En 2010, cuando el Tribunal Supremo (TS) emprendió la persecución penal del juez Garzón, por su activo compromiso en la investigación de los crímenes de la dictadura, entendí que estaba justificado afirmar que ese Tribunal había dado "un golpe brutal a la democracia", constituyendo un “instrumento al servicio de la actual expresión del fascismo español", afirmaciones que determinaron un proceso penal, finalmente archivado.
Una similar valoración merece el auto de la Sala de lo contencioso de dicho Tribunal del pasado 4 de junio, que deniega la exhumación de los restos de quien fuera el mayor dictador, genocida y criminal que ha sufrido España durante toda su historia. Nos referimos al general Francisco Franco. Y, particularmente, desde el 1 de octubre de 1936, fecha en la que el TS de España, en 2019, se atreve a calificar como "jefe de Estado". Es difícil conocer la razón de dicho disparate histórico. Porque, bajo ningún concepto, puede admitirse que cinco jueces de tan elevada categoría desconozcan la realidad de aquellos trágicos momentos de nuestra historia, precisamente provocados por dicho militar y sus cómplices. Eran fechas de una terrible represión y asesinatos en masa. Decía Paul Preston: "El menudo general gallego, con la ayuda de las martingalas del general Kindelán y de su hermano Nicolás Franco, aprovechó la ocasión para que lo nombrasen comandante supremo del ejército y jefe del Estado”. ¿Como pueden calificar como “jefe del Estado” a un golpista, al frente de una caterva de sublevados, cuando aún gobernaba con plenos poderes la República legítimamente constituida?.

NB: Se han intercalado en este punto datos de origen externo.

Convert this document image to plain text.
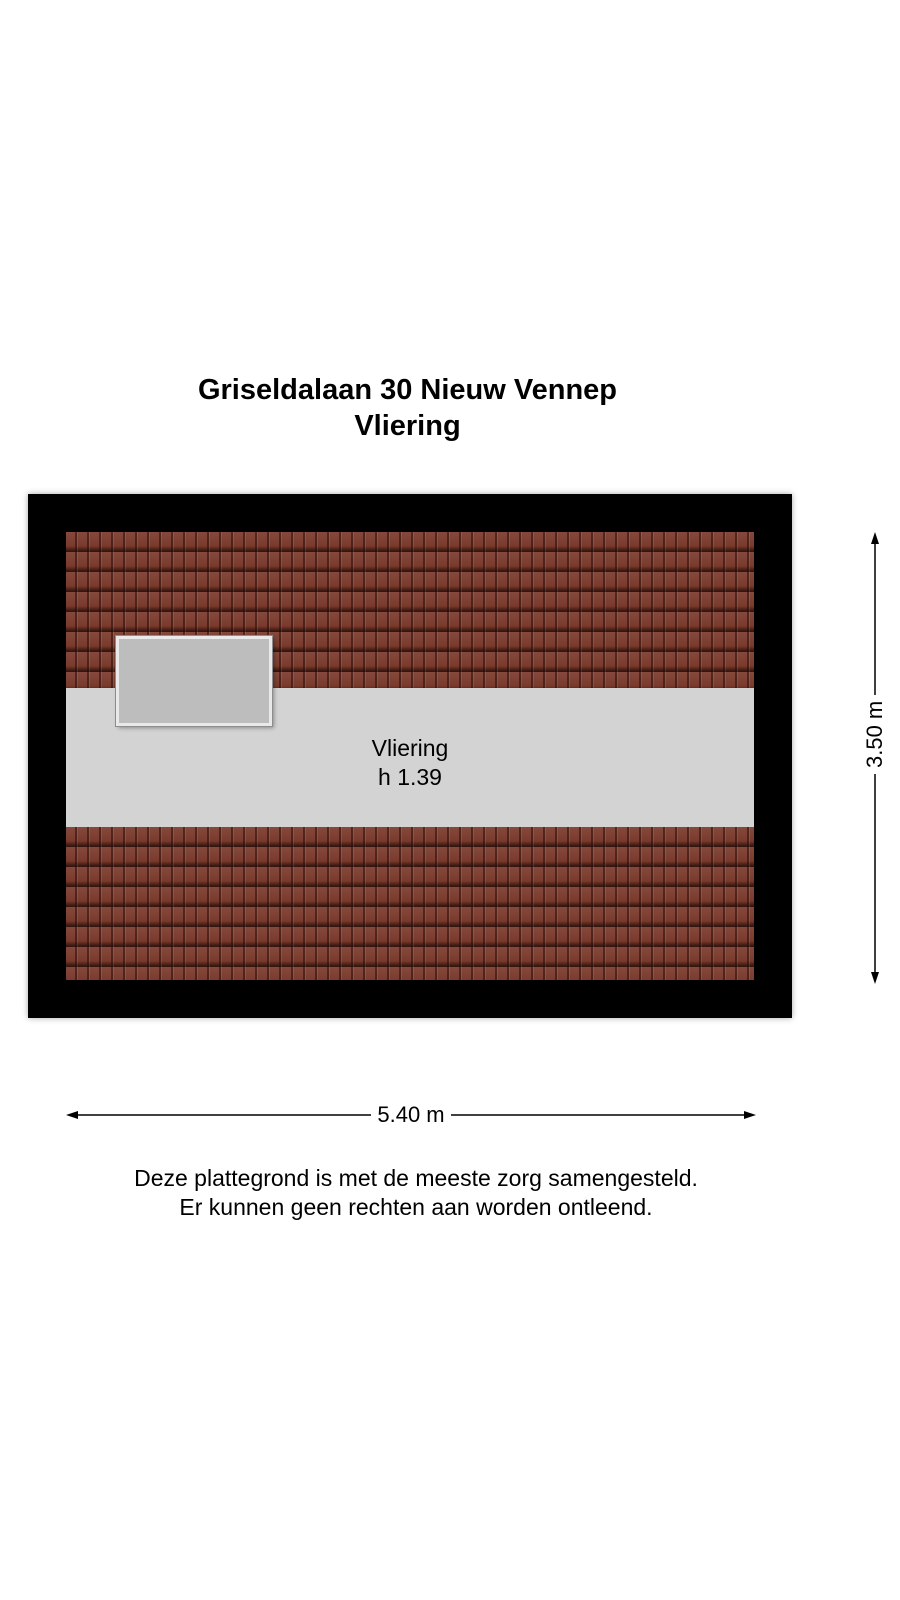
Griseldalaan 30 Nieuw Vennep
Vliering
Vliering
h 1.39
3.50 m
5.40 m
Deze plattegrond is met de meeste zorg samengesteld.
Er kunnen geen rechten aan worden ontleend.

Decidir con justicia sobre los restos del dictador exigía que dichos jueces hubiesen reconocido qué significó para España el golpe militar que dirigió.
Como dijo Julián Casanova, la violencia era la “médula espinal” del régimen. Y ello se tradujo en lo siguiente: detenciones militares o policiales indefinidas y sin ninguna clase de garantías; torturas de mayor o menor crueldad; un régimen penitenciario de extrema dureza, especialmente para las mujeres, que sufrían mayores consecuencias para su salud y la de sus hijos; consejos de guerra compuestos por militares afines a los sublevados, que celebraban juicios carentes de garantías; aplicación masiva de la pena de muerte; tribunales especiales, el TOP, constituido por jueces y magistrados franquistas para perseguir y condenar por el ejercicio de los Derechos Humanos, los sancionados por la aplicación arbitraria de la Ley de Orden Público, y así sucesivamente. Y, además, las más de 100.000 personas asesinadas y enterradas clandestinamente. Los desaparecidos.

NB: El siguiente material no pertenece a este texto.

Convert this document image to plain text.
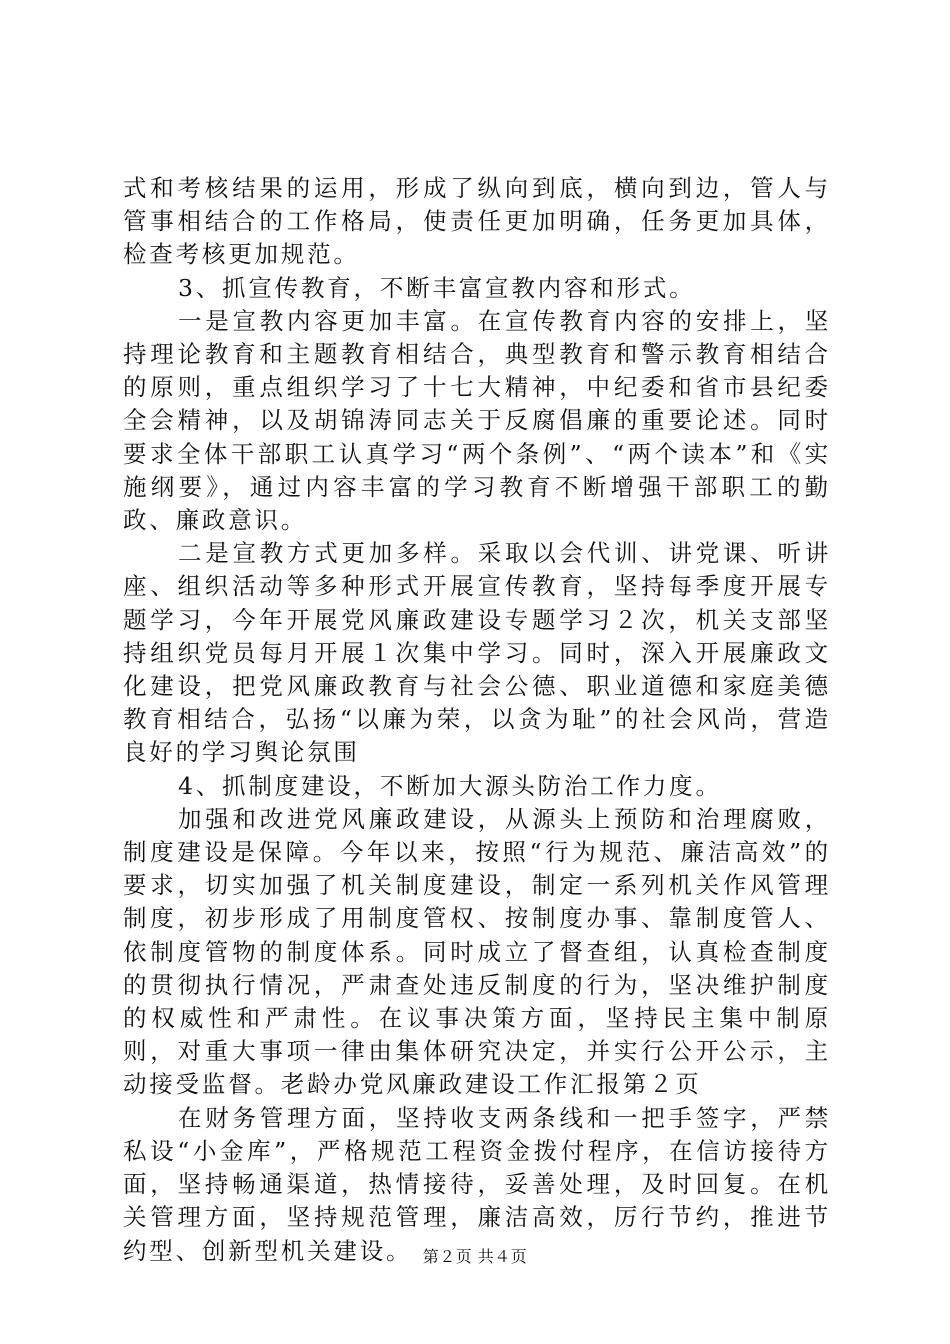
式和考核结果的运用，形成了纵向到底，横向到边，管人与管事相结合的工作格局，使责任更加明确，任务更加具体，检查考核更加规范。

3、抓宣传教育，不断丰富宣教内容和形式。

一是宣教内容更加丰富。在宣传教育内容的安排上，坚持理论教育和主题教育相结合，典型教育和警示教育相结合的原则，重点组织学习了十七大精神，中纪委和省市县纪委全会精神，以及胡锦涛同志关于反腐倡廉的重要论述。同时要求全体干部职工认真学习“两个条例”、“两个读本”和《实施纲要》，通过内容丰富的学习教育不断增强干部职工的勤政、廉政意识。

二是宣教方式更加多样。采取以会代训、讲党课、听讲座、组织活动等多种形式开展宣传教育，坚持每季度开展专题学习，今年开展党风廉政建设专题学习２次，机关支部坚持组织党员每月开展１次集中学习。同时，深入开展廉政文化建设，把党风廉政教育与社会公德、职业道德和家庭美德教育相结合，弘扬“以廉为荣，以贪为耻”的社会风尚，营造良好的学习舆论氛围

4、抓制度建设，不断加大源头防治工作力度。

加强和改进党风廉政建设，从源头上预防和治理腐败，制度建设是保障。今年以来，按照“行为规范、廉洁高效”的要求，切实加强了机关制度建设，制定一系列机关作风管理制度，初步形成了用制度管权、按制度办事、靠制度管人、依制度管物的制度体系。同时成立了督查组，认真检查制度的贯彻执行情况，严肃查处违反制度的行为，坚决维护制度的权威性和严肃性。在议事决策方面，坚持民主集中制原则，对重大事项一律由集体研究决定，并实行公开公示，主动接受监督。老龄办党风廉政建设工作汇报第２页

在财务管理方面，坚持收支两条线和一把手签字，严禁私设“小金库”，严格规范工程资金拨付程序，在信访接待方面，坚持畅通渠道，热情接待，妥善处理，及时回复。在机关管理方面，坚持规范管理，廉洁高效，厉行节约，推进节约型、创新型机关建设。 第２页 共４页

Son datos y circunstancias que concurrieron en muchos miles de personas y que, desde luego, merecen mucho mayor respeto y valoración que los invocados sentimientos de los descendientes del dictador.
Pero la actitud tolerante y hasta comprensiva del TS con los crímenes franquistas no es nueva. La Sala de lo Militar del TS rechazó revisar y anular, como procedía con arreglo a los principios de un juicio justo, 47 sentencias, con condenas a muerte, dictadas por los consejos de guerra franquistas, con muy limitadas excepciones. Como aquel voto discrepante que valoró la condena a muerte de Julián Grimau “como un acto despojado de todo respaldo jurídico, un hecho máximamente reprobable por su absoluta contradicción con el Derecho”.
Y, con motivo del proceso contra el juez Garzón, tanto la sentencia que lo absolvió por la investigación del franquismo, de 27 febrero 2012, y el auto de 18 de marzo del mismo año, se negaron a reconocer la naturaleza de los hechos descritos como Delitos de Lesa Humanidad y, por tanto, imprescriptibles. Y, con evidente error, impidieron su persecución penal, dificultando, cuando no paralizando, los escasos intentos de los jueces de instrucción para esclarecer y perseguir conductas criminales tan graves. Todas, sin excepción, atribuibles a ese insólito "jefe de Estado" que merece tanto respeto a unos jueces que parecen no serlo.